Rezensionen

[Katja liest die Deutscher Buchpreis Shortlist] Marion Poschmann: Die Kieferninseln #dbp17

In einem anderen Beitrag hatte ich bereits meine Idee angekündigt, die Werke auf der Shortlist des Deutschen Buchpreises 2017 lesen zu wollen und habe die sechs nominierten Romane auch einmal kurz vorgestellt. Inzwischen bin ich mit meiner kleinen Leseaktion vorangekommen und stelle hier einmal kurz meine Eindrücke zu den einzelnen Büchern vor.

Marion Poschmann: Die Kieferninseln

Gilbert Silvester, Privatdozent und Bartforscher im Rahmen eines universitären Drittmittelprojekts, steht unter Schock.
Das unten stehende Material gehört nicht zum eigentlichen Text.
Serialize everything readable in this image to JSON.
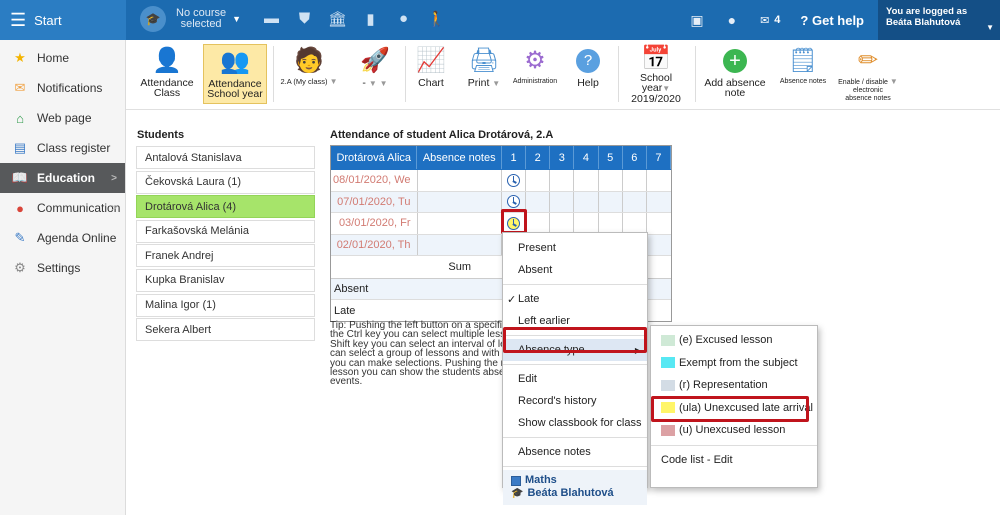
{
  "header": {
    "start_label": "Start",
    "course_line1": "No course",
    "course_line2": "selected",
    "messages_count": "4",
    "help_label": "Get help",
    "logged_line1": "You are logged as",
    "logged_line2": "Beáta Blahutová"
  },
  "sidebar": {
    "items": [
      {
        "label": "Home",
        "icon": "star-icon"
      },
      {
        "label": "Notifications",
        "icon": "envelope-icon"
      },
      {
        "label": "Web page",
        "icon": "house-icon"
      },
      {
        "label": "Class register",
        "icon": "register-icon"
      },
      {
        "label": "Education",
        "icon": "book-icon"
      },
      {
        "label": "Communication",
        "icon": "chat-icon"
      },
      {
        "label": "Agenda Online",
        "icon": "pencil-icon"
      },
      {
        "label": "Settings",
        "icon": "gear-icon"
      }
    ]
  },
  "toolbar": {
    "attendance_class_1": "Attendance",
    "attendance_class_2": "Class",
    "attendance_school_1": "Attendance",
    "attendance_school_2": "School year",
    "class_select": "2.A (My class)",
    "dash_select": "-",
    "chart": "Chart",
    "print": "Print",
    "administration": "Administration",
    "help": "Help",
    "school_year_1": "School year",
    "school_year_2": "2019/2020",
    "add_absence_1": "Add absence",
    "add_absence_2": "note",
    "absence_notes": "Absence notes",
    "enable_1": "Enable / disable",
    "enable_2": "electronic",
    "enable_3": "absence notes"
  },
  "students": {
    "heading": "Students",
    "list": [
      "Antalová Stanislava",
      "Čekovská Laura (1)",
      "Drotárová Alica (4)",
      "Farkašovská Melánia",
      "Franek Andrej",
      "Kupka Branislav",
      "Malina Igor (1)",
      "Sekera Albert"
    ]
  },
  "attendance": {
    "heading": "Attendance of student Alica Drotárová, 2.A",
    "col_student": "Drotárová Alica",
    "col_notes": "Absence notes",
    "lessons": [
      "1",
      "2",
      "3",
      "4",
      "5",
      "6",
      "7"
    ],
    "dates": [
      "08/01/2020, We",
      "07/01/2020, Tu",
      "03/01/2020, Fr",
      "02/01/2020, Th"
    ],
    "sum_label": "Sum",
    "absent_label": "Absent",
    "late_label": "Late"
  },
  "tip": "Tip: Pushing the left button on a specific lesson with the Ctrl key you can select multiple lessons; with the Shift key you can select an interval of lessons. You can select a group of lessons and with the right key you can make selections. Pushing the right key on a lesson you can show the students absence and other events.",
  "context_menu": {
    "present": "Present",
    "absent": "Absent",
    "late": "Late",
    "left_earlier": "Left earlier",
    "absence_type": "Absence type",
    "edit": "Edit",
    "history": "Record's history",
    "classbook": "Show classbook for class",
    "absence_notes": "Absence notes",
    "subject": "Maths",
    "teacher": "Beáta Blahutová"
  },
  "submenu": {
    "items": [
      {
        "label": "(e) Excused lesson",
        "color": "#cfe9d6"
      },
      {
        "label": "Exempt from the subject",
        "color": "#57e8f3"
      },
      {
        "label": "(r) Representation",
        "color": "#d3dce5"
      },
      {
        "label": "(ula) Unexcused late arrival",
        "color": "#fff568"
      },
      {
        "label": "(u) Unexcused lesson",
        "color": "#dca1a4"
      }
    ],
    "code_list": "Code list - Edit"
  },
  "colors": {
    "topbar": "#1c6bb0",
    "highlight": "#c0141c",
    "selected_student": "#a6e46a"
  }
}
Letzte Nacht hat er geträumt, dass seine Frau ihn betrügt. In einer absurden Kurzschlusshandlung verlässt er sie, steigt ins erstbeste Flugzeug und reist nach Japan, um Abstand zu gewinnen. Dort fallen ihm die Reisebeschreibungen des klassischen Dichters Basho in die Hände, und plötzlich hat er ein Ziel: Wie die alten Wandermönche möchte auch er den Mond über den Kieferninseln sehen. Auf der traditionsreichen Pilgerroute könnte er sich in der Betrachtung der Natur verlieren und seinen inneren Aufruhr hinter sich lassen. Aber noch vor dem Start trifft er auf den Studenten Yosa, der mit einer ganz anderen Reiselektüre unterwegs ist, dem Complete Manual of Suicide. (Inhaltsangabe und Coverbild: Suhrkamp Verlag)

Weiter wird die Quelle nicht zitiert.